Aquel maldito relámpago deslumbró el firmamento dentro de su sesera de tal forma que agitó sus entrañas. Se le aflojó primero la vejiga y a seguir las tripas. Fue como un temblor de tierra, haciéndola pegar un bote en la silla. Relinchó cuan caballo alzado sobre sus cuartos traseros y al otro lado del espejo un pedazo de cristal se empaño.

Doña Lupita entornó los ojos, como necesitando ver más allá de las paredes. Todo parecían ser sombras confusas e indefinidas confabulando en su contra.

Sacó un pañuelo bordado con sus iniciales y con sus manos artríticas limpió el espejo al que hablaba, ubicado frente a ella. Era de esos de pieza completa, enmarcado en madera de cerezo y tallada con motivos florales. La cabecera la formaba una única pieza de roble, unida al conjunto por dos tubillones y cola de carpintero. Sobre la misma un ángel custodio. El pie igualmente en madera, destacaba por ser más ancho, largo y grueso. Gracias a ello se conseguía la suficiente estabilidad.

Frotaba y frotaba como si la vida le fuese en ello. Frotaba hacia arriba y hacia abajo, después en círculos para al rato volver a empezar. La luz del pasillo perfilaba tímida los cantos del espejo, perdiéndose sus reflejos contra la pared del fondo. Era como ver sombras chinescas pero sin gracia alguna.

Cuando doña Lupita consideraba que estaba suficientemente limpio se detenía. Y allí estaba, como cada mañana, el reflejo de su mejor amiga: ella misma!. Ambas contaban las mismas arrugas e idénticas vivencias sepultadas bajo dos metros de recuerdos volátiles. Lloraban por costumbre y por costumbrismo se necesitaban, desesperadamente. Era preciso evacuar el volumen de agua acumulada bajo la presa de sus párpados; presentes ambas en la riada y en la comezón de sus almas. Perturbada por la decrepitud de aquel cuerpo duplicado frente al espejo. Reas de recuerdos que iban y venían a voluntad pero con la contundencia de una manada de elefantes en estampida.

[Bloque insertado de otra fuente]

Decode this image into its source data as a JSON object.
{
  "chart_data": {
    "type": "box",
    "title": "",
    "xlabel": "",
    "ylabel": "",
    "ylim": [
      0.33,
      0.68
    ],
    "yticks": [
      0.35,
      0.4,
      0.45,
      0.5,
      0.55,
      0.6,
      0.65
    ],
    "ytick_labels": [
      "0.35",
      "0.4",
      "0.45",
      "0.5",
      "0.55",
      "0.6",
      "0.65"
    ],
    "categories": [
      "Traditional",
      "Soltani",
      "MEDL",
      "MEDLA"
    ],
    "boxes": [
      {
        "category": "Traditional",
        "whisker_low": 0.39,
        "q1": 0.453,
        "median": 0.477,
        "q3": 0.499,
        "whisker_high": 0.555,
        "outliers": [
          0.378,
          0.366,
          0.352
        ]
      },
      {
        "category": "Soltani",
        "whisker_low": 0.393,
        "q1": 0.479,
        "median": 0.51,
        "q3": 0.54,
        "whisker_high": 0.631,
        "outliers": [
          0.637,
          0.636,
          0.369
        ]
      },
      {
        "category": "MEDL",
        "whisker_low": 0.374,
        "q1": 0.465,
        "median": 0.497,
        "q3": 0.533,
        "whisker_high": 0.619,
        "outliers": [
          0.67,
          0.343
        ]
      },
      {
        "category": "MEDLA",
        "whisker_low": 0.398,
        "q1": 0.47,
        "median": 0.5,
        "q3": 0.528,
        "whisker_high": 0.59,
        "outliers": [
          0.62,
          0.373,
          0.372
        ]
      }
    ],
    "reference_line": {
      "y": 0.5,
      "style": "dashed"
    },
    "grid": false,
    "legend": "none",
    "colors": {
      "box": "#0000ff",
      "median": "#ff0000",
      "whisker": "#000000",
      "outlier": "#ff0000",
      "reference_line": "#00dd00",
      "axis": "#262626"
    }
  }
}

Dónde estaban sus hijos? Y Dónde sus nietos?..

Las dos cuidadoras miraban la una para  la otra con gesto compungido. No articularon palabra alguna así como tampoco pudieron evitar un escalofrío recorriéndoles la espalda, al unísono, como si ellas también fuesen una única entidad. 

Todos los días, con puntualidad británica, el mismo calvario y la misma pesadilla recurrente rasgando cada poro de la envejecida piel de doña Lupita. Las dos amigas pasaban a ser una cuando alguien cubría el espejo empero aquel valle de lágrimas era binario.

Las trabajadoras procuraron serenarse. A fin de cuentas en su trabajo habían visto de todo.

Volvieron arrimar la puerta, cautelosamente, para no perturbar la soledad senil de la anciana, rea de su desgracia. La luz en abanico que hasta ese momento vestía la estancia fue achicándose hasta no ser más que haces de luz pegados al umbral de la puerta. Pronto la iluminación natural de la mañana la sustituiría.

Una suave brisa recorrió el pasillo, parecía venir de una de las ventanas del fondo. Probablemente algún residente habíala abierto para fumar a escondidas y luego había olvidado cerrarla. El nuevo día abríase paso en el mundo exterior, irradiando perpetuo cortejar. Los pájaros trinaban en las ramas, algunos incluso llevaban lombrices en los picos. Las hojas de los árboles se agitaban en el parque, creando imaginativos  claroscuros reflejados sobre el tupido verde. Ladridos de perros evidenciaban su paseo matutino para vaciar vejigas y la algarabía de colegiales  hiperactivos anunciaba la  hora de las clases.

Las cuidadoras se alejaron lentamente por el corredor. Era imposible no escucharla hablar consigo misma:

-Cómo pasa el tiempo! – dijo doña Lupita con voz apagada -hoy estoy un poquito más estropeada que ayer.

-Sí querida, la vida no se detiene a echar la vista atrás -contestó la mujer sentada frente a ella.